Nicola Gratteri: The man on the kill list of Italy's most powerful mafia

Italy's highest-profile mafia target only tells us where to find him 20 minutes before we meet. Nicola Gratteri, the prosecutor leading the country's fight against organised crime, has learnt to live in constant danger - and too much advance warning leaves him exposed.

Nicola Gratteri: The man on the kill list of Italy's most powerful mafia

We are instructed to wait for him outside the court in the southern region of Calabria where he is overseeing the biggest trial of its kind since the 1980s. More than 330 suspects have been testifying there and 70 of them have already been convicted.

Suddenly Gratteri sweeps in, surrounded by his escort of five police cars. We thank him, a few times, for his readiness to meet and talk. "Stop thanking me - and let's get on with it," he snaps. "There's nothing I hate more than dead time."

'When I went to school I saw dead people in the streets'

The man on the kill list of Italy's most powerful mafia, the 'Ndrangheta, who has devoted his entire career to taking on the group, does not do pleasantries.

And then he decides to drive us to his office 40 minutes away. He will be freer to talk there. We climb into his bullet-proof car and so begins perhaps Italy's most dangerous commute.

"I've been living with this level of security since 1989, when my fiancee's house was shot at, and someone phoned her in the night to tell her she was marrying a dead man," he recalls. "It's escalated to reach this suffocating level of control."

There is no alternative, given what happened 30 years ago. In 1992, prosecutor Giovanni Falcone was blown up by a bomb planted beneath a motorway near Palermo by the Sicilian mafia, Cosa Nostra. It killed him, his wife and three police officers. His colleague Paolo Borsellino was assassinated by a car bomb two months later.

Their murders - and the searing images of the half-collapsed motorway at the scene of the Falcone attack - are still seen by Italians as a defining moment in their modern history.
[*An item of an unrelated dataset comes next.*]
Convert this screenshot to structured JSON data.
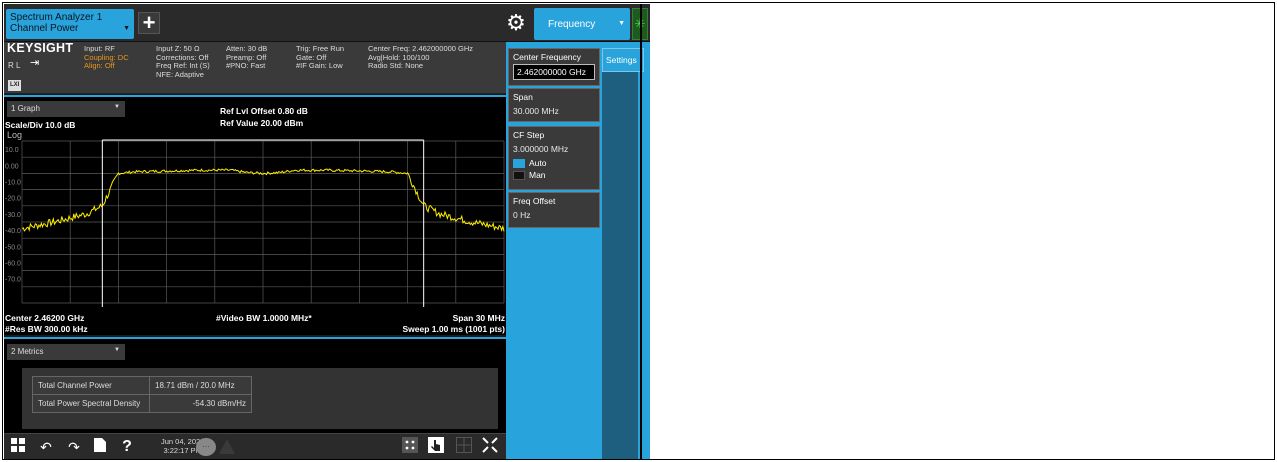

The magistrates are revered for their heroism and the brutality of the crimes remain a potent symbol of the mafia's capacity for terror.

With his eyes on the road, Gratteri tells me he thinks of the murdered judges often - and how they, too, were moving targets as they drove through another part of the country poisoned by organised crime. "I often talk to death, because you have to rationalise fear in order to move on," he says. "Otherwise, I couldn't do this job."

We speed across the rugged and lush toe of Italy: the bastion of the 'Ndrangheta since its origins in the 19th Century. The criminal syndicate is based around family clans, or 'ndrine, who traditionally controlled the mountain-top villages of the Calabrian landscape, their die-hard loyalty forged by blood ties.

While Sicily's Cosa Nostra and the Camorra around Naples are better known internationally, in part through their dramatic mass bombings, both have been weakened by a relentless police crackdown. As a result, the 'Ndrangheta has risen in their place and is now Italy's most potent mafia, with offshoots around the world, from South America to Australia, and an estimated annual turnover of around $60bn (£49bn).

Their currency is cocaine. The group dominates the global market and is now thought to control up to 80% of Europe's trade in the drug.

Most is funnelled through Gioia Tauro, Italy's busiest container port, a hulking facility in the south of Calabria. A fraction of the cocaine that arrives here is for the Italian market, with the rest passing through and onwards east, to the Balkans and the Black Sea. Military hardware bound for Russia has also been intercepted here.

We watch as a freshly arrived container carrying bananas from Ecuador is checked, first by sniffer dogs and then by officers from the Guardia di Finanza, or financial crime squad, who cut open boxes to rifle through the bunches of fruit. This shipment is clean - but many others are not, with the quantity of cocaine impounded here almost tripling in the past two years.

A recent police operation swooped on port workers suspected of being involved in a massive 'Ndrangheta trafficking ring. Thirty-five were arrested and seven tons of cocaine, with a street value of $1.4bn (£1.14bn), were seized.

We are given rare access to see the bulk of these drugs, which sit in a locked cell: hundreds of tightly wrapped packets that are photographed and then analysed.

A fragment of the white powder is cut away and placed into a tube containing a liquid solution, which is squeezed into testing kits that look like something from the pandemic - only this time detecting crime, not Covid. After a few seconds, a red line appears. It's positive, with a purity of 98%.

The cocaine seized by the Guardia di Finanza at Gioia Tauro port over the past two years accounts for more than half of their entire haul from the last two decades. 'Ndrangheta smuggling may be going up, but so too is police know-how, with forces collaborating across borders.